- Theatrical release poster
- Directed by: Jean-Paul Salomé
- Written by: Jean-Paul Salomé; Laurent Vachaud;
- Based on: Arsène Lupin 1908 play by Maurice Leblanc Francis de Croisset
- Produced by: Stéphane Marsil
- Starring: Romain Duris; Kristin Scott Thomas; Pascal Greggory;
- Cinematography: Pascal Ridao
- Edited by: Marie-Pierre Renaud
- Music by: Debbie Wiseman
- Distributed by: Société nouvelle de distribution
- Release date: 13 October 2004;
- Running time: 131 minutes
- Countries: France; Italy; Spain; United Kingdom;
- Language: French
- Budget: $20.4 million
- Box office: $9.7 million

= Arsène Lupin (2004 film) =

Arsène Lupin is a 2004 French-language adventure crime film directed by Jean-Paul Salomé, based on the popular series of crime novels created by Maurice Leblanc.
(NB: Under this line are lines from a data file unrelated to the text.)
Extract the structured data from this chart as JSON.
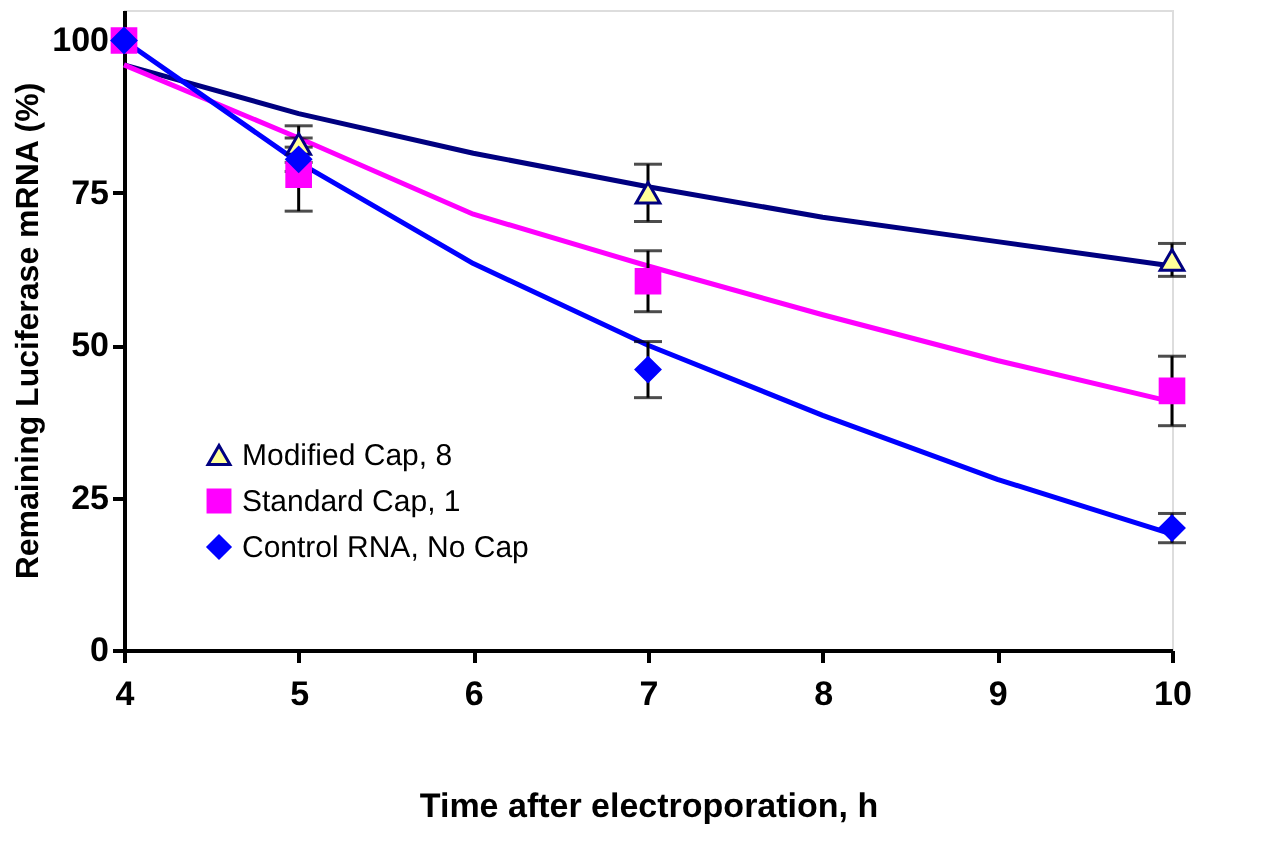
{
  "chart_data": {
    "type": "scatter",
    "xlabel": "Time after electroporation, h",
    "ylabel": "Remaining Luciferase mRNA (%)",
    "xlim": [
      4,
      10
    ],
    "ylim": [
      0,
      105
    ],
    "xticks": [
      4,
      5,
      6,
      7,
      8,
      9,
      10
    ],
    "yticks": [
      0,
      25,
      50,
      75,
      100
    ],
    "grid": false,
    "legend": "bottom left",
    "series": [
      {
        "name": "Modified Cap, 8",
        "marker": "triangle",
        "color": "#000080",
        "x": [
          5,
          7,
          10
        ],
        "values": [
          83,
          75,
          64
        ],
        "errors": [
          3,
          4.7,
          2.7
        ]
      },
      {
        "name": "Standard Cap, 1",
        "marker": "square",
        "color": "#ff00ff",
        "x": [
          4,
          5,
          7,
          10
        ],
        "values": [
          100,
          78,
          60.5,
          42.5
        ],
        "errors": [
          null,
          6,
          5,
          5.7
        ]
      },
      {
        "name": "Control RNA, No Cap",
        "marker": "diamond",
        "color": "#0000ff",
        "x": [
          4,
          5,
          7,
          10
        ],
        "values": [
          100,
          80.5,
          46,
          20
        ],
        "errors": [
          null,
          2,
          4.6,
          2.4
        ]
      },
      {
        "type": "line",
        "color": "#000080",
        "x": [
          4,
          5,
          6,
          7,
          8,
          9,
          10
        ],
        "values": [
          96,
          88,
          81.5,
          76,
          71,
          67,
          63
        ]
      },
      {
        "type": "line",
        "color": "#ff00ff",
        "x": [
          4,
          5,
          6,
          7,
          8,
          9,
          10
        ],
        "values": [
          96,
          84,
          71.5,
          63,
          55,
          47.5,
          40.7
        ]
      },
      {
        "type": "line",
        "color": "#0000ff",
        "x": [
          4,
          5,
          6,
          7,
          8,
          9,
          10
        ],
        "values": [
          100,
          80,
          63.4,
          50,
          38.5,
          28,
          19
        ]
      }
    ]
  }
}
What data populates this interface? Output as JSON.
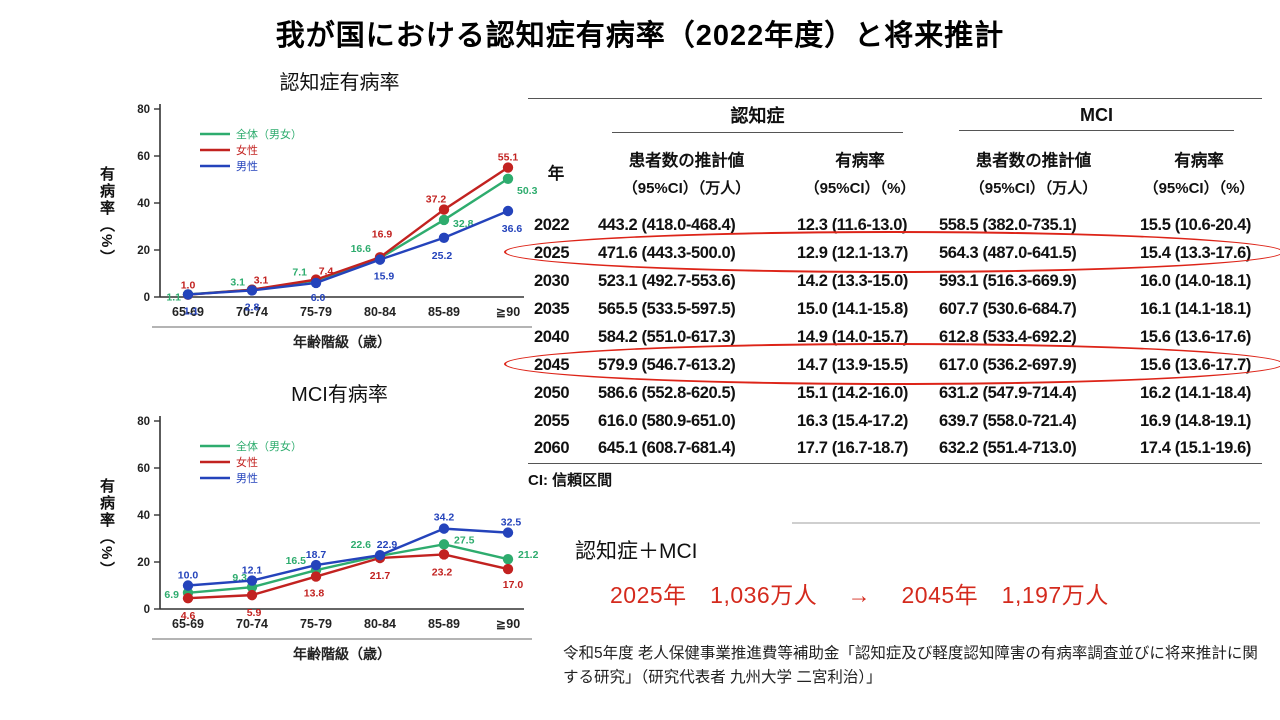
{
  "title": "我が国における認知症有病率（2022年度）と将来推計",
  "colors": {
    "overall_green": "#2eac6e",
    "female_red": "#c22220",
    "male_blue": "#2443bb",
    "highlight_red": "#dd2418",
    "stat_red": "#d42a1d"
  },
  "chart_data": [
    {
      "type": "line",
      "title": "認知症有病率",
      "ylabel": "有病率（%）",
      "xlabel": "年齢階級（歳）",
      "ylim": [
        0,
        80
      ],
      "yticks": [
        0,
        20,
        40,
        60,
        80
      ],
      "grid": false,
      "legend_position": "top-left",
      "categories": [
        "65-69",
        "70-74",
        "75-79",
        "80-84",
        "85-89",
        "≧90"
      ],
      "series": [
        {
          "name": "全体（男女）",
          "color": "#2eac6e",
          "values": [
            1.1,
            3.1,
            7.1,
            16.6,
            32.8,
            50.3
          ],
          "labels": [
            "1.1",
            "3.1",
            "7.1",
            "16.6",
            "32.8",
            "50.3"
          ],
          "label_offsets": [
            [
              -7,
              3,
              "end"
            ],
            [
              -7,
              -7,
              "end"
            ],
            [
              -9,
              -8,
              "end"
            ],
            [
              -9,
              -9,
              "end"
            ],
            [
              9,
              4,
              "start"
            ],
            [
              9,
              12,
              "start"
            ]
          ]
        },
        {
          "name": "女性",
          "color": "#c22220",
          "values": [
            1.0,
            3.1,
            7.4,
            16.9,
            37.2,
            55.1
          ],
          "labels": [
            "1.0",
            "3.1",
            "7.4",
            "16.9",
            "37.2",
            "55.1"
          ],
          "label_offsets": [
            [
              0,
              -9,
              "middle"
            ],
            [
              9,
              -9,
              "middle"
            ],
            [
              10,
              -8,
              "middle"
            ],
            [
              2,
              -23,
              "middle"
            ],
            [
              -8,
              -10,
              "middle"
            ],
            [
              0,
              -10,
              "middle"
            ]
          ]
        },
        {
          "name": "男性",
          "color": "#2443bb",
          "values": [
            1.1,
            2.8,
            6.0,
            15.9,
            25.2,
            36.6
          ],
          "labels": [
            "1.1",
            "2.8",
            "6.0",
            "15.9",
            "25.2",
            "36.6"
          ],
          "label_offsets": [
            [
              3,
              17,
              "middle"
            ],
            [
              0,
              17,
              "middle"
            ],
            [
              2,
              15,
              "middle"
            ],
            [
              4,
              17,
              "middle"
            ],
            [
              -2,
              18,
              "middle"
            ],
            [
              4,
              18,
              "middle"
            ]
          ]
        }
      ]
    },
    {
      "type": "line",
      "title": "MCI有病率",
      "ylabel": "有病率（%）",
      "xlabel": "年齢階級（歳）",
      "ylim": [
        0,
        80
      ],
      "yticks": [
        0,
        20,
        40,
        60,
        80
      ],
      "grid": false,
      "legend_position": "top-left",
      "categories": [
        "65-69",
        "70-74",
        "75-79",
        "80-84",
        "85-89",
        "≧90"
      ],
      "series": [
        {
          "name": "全体（男女）",
          "color": "#2eac6e",
          "values": [
            6.9,
            9.3,
            16.5,
            22.6,
            27.5,
            21.2
          ],
          "labels": [
            "6.9",
            "9.3",
            "16.5",
            "22.6",
            "27.5",
            "21.2"
          ],
          "label_offsets": [
            [
              -9,
              2,
              "end"
            ],
            [
              -5,
              -9,
              "end"
            ],
            [
              -10,
              -9,
              "end"
            ],
            [
              -9,
              -11,
              "end"
            ],
            [
              10,
              -4,
              "start"
            ],
            [
              10,
              -4,
              "start"
            ]
          ]
        },
        {
          "name": "女性",
          "color": "#c22220",
          "values": [
            4.6,
            5.9,
            13.8,
            21.7,
            23.2,
            17.0
          ],
          "labels": [
            "4.6",
            "5.9",
            "13.8",
            "21.7",
            "23.2",
            "17.0"
          ],
          "label_offsets": [
            [
              0,
              18,
              "middle"
            ],
            [
              2,
              18,
              "middle"
            ],
            [
              -2,
              17,
              "middle"
            ],
            [
              0,
              18,
              "middle"
            ],
            [
              -2,
              18,
              "middle"
            ],
            [
              5,
              16,
              "middle"
            ]
          ]
        },
        {
          "name": "男性",
          "color": "#2443bb",
          "values": [
            10.0,
            12.1,
            18.7,
            22.9,
            34.2,
            32.5
          ],
          "labels": [
            "10.0",
            "12.1",
            "18.7",
            "22.9",
            "34.2",
            "32.5"
          ],
          "label_offsets": [
            [
              0,
              -10,
              "middle"
            ],
            [
              0,
              -10,
              "middle"
            ],
            [
              0,
              -10,
              "middle"
            ],
            [
              7,
              -10,
              "middle"
            ],
            [
              0,
              -11,
              "middle"
            ],
            [
              3,
              -10,
              "middle"
            ]
          ]
        }
      ]
    }
  ],
  "table": {
    "group_headers": [
      "認知症",
      "MCI"
    ],
    "col_year": "年",
    "col_patients": "患者数の推計値",
    "col_patients_sub": "（95%CI）（万人）",
    "col_prevalence": "有病率",
    "col_prevalence_sub": "（95%CI）（%）",
    "rows": [
      [
        "2022",
        "443.2 (418.0-468.4)",
        "12.3 (11.6-13.0)",
        "558.5 (382.0-735.1)",
        "15.5 (10.6-20.4)"
      ],
      [
        "2025",
        "471.6 (443.3-500.0)",
        "12.9 (12.1-13.7)",
        "564.3 (487.0-641.5)",
        "15.4 (13.3-17.6)"
      ],
      [
        "2030",
        "523.1 (492.7-553.6)",
        "14.2 (13.3-15.0)",
        "593.1 (516.3-669.9)",
        "16.0 (14.0-18.1)"
      ],
      [
        "2035",
        "565.5 (533.5-597.5)",
        "15.0 (14.1-15.8)",
        "607.7 (530.6-684.7)",
        "16.1 (14.1-18.1)"
      ],
      [
        "2040",
        "584.2 (551.0-617.3)",
        "14.9 (14.0-15.7)",
        "612.8 (533.4-692.2)",
        "15.6 (13.6-17.6)"
      ],
      [
        "2045",
        "579.9 (546.7-613.2)",
        "14.7 (13.9-15.5)",
        "617.0 (536.2-697.9)",
        "15.6 (13.6-17.7)"
      ],
      [
        "2050",
        "586.6 (552.8-620.5)",
        "15.1 (14.2-16.0)",
        "631.2 (547.9-714.4)",
        "16.2 (14.1-18.4)"
      ],
      [
        "2055",
        "616.0 (580.9-651.0)",
        "16.3 (15.4-17.2)",
        "639.7 (558.0-721.4)",
        "16.9 (14.8-19.1)"
      ],
      [
        "2060",
        "645.1 (608.7-681.4)",
        "17.7 (16.7-18.7)",
        "632.2 (551.4-713.0)",
        "17.4 (15.1-19.6)"
      ]
    ],
    "highlighted_years": [
      "2025",
      "2045"
    ],
    "footnote": "CI: 信頼区間"
  },
  "summary": {
    "label": "認知症＋MCI",
    "stat": "2025年　1,036万人　 →　 2045年　1,197万人"
  },
  "source": "令和5年度 老人保健事業推進費等補助金「認知症及び軽度認知障害の有病率調査並びに将来推計に関する研究」（研究代表者 九州大学 二宮利治）」"
}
An international co-production of France, Spain, Italy and the United Kingdom, the film stars Romain Duris, Kristin Scott Thomas and Pascal Greggory.

==Plot==
The film follows gentleman thief Arsène Lupin from a small boy, through the death of his father, and his adult years when he meets the strange woman, Joséphine, who appears to be immortal and uses a hypnotic drug to enslave people to her will. Arsène's ethos is to steal from the rich and deserving crooks. In this film he comes up against two parties, a secret society and Joséphine, who are intent on gathering three crucifixes which will reveal the secret of a lost treasure which contains secrets about Mehdi.

==Cast==
- Romain Duris as Arsène Lupin
- Kristin Scott Thomas as Joséphine Balsamo, comtesse de Cagliostro
- Pascal Greggory as Beaumagnan
- Eva Green as Clarisse de Dreux-Soubise
- Robin Renucci as Duke of Dreux-Soubise
- Patrick Toomey as Léonard
- Mathieu Carrière as Duke of Orléans
- Philippe Magnan as Bonnetot
- Philippe Lemaire as Cardinal of Etigues
- Marie Bunel as Henriette d'Andrésy
- Aurélien Wiik as Jean Lupin
- Philippe Laudenbach as The Prefect
- Françoise Lépine as The Duchess
- Xavier Beauvois as Doctor
- Arthur Dupont as Seller Newspaper

==Production==
The film adapts elements from many of Leblanc's stories, including The Arrest of Arsène Lupin (the ship gala which introduces the adult Lupin), The Queen's Necklace (Lupin's childhood), Sherlock Holmes Arrives Too Late, The Hollow Needle (which provides the treasure that is a key component of the plot), 813, and The Countess Of Cagliostro (which brought over one of Lupin's recurring antagonists).

==Reception==
Lisa Nesselson of Variety dubbed the film, 'A thoroughly entertaining period romp bursting with intrigue'. Empire awarded the film 3 out of five stars, criticizing Duris' performance, but complimenting the action and special effects. Screen Daily praised the production values, but found the plot unclear.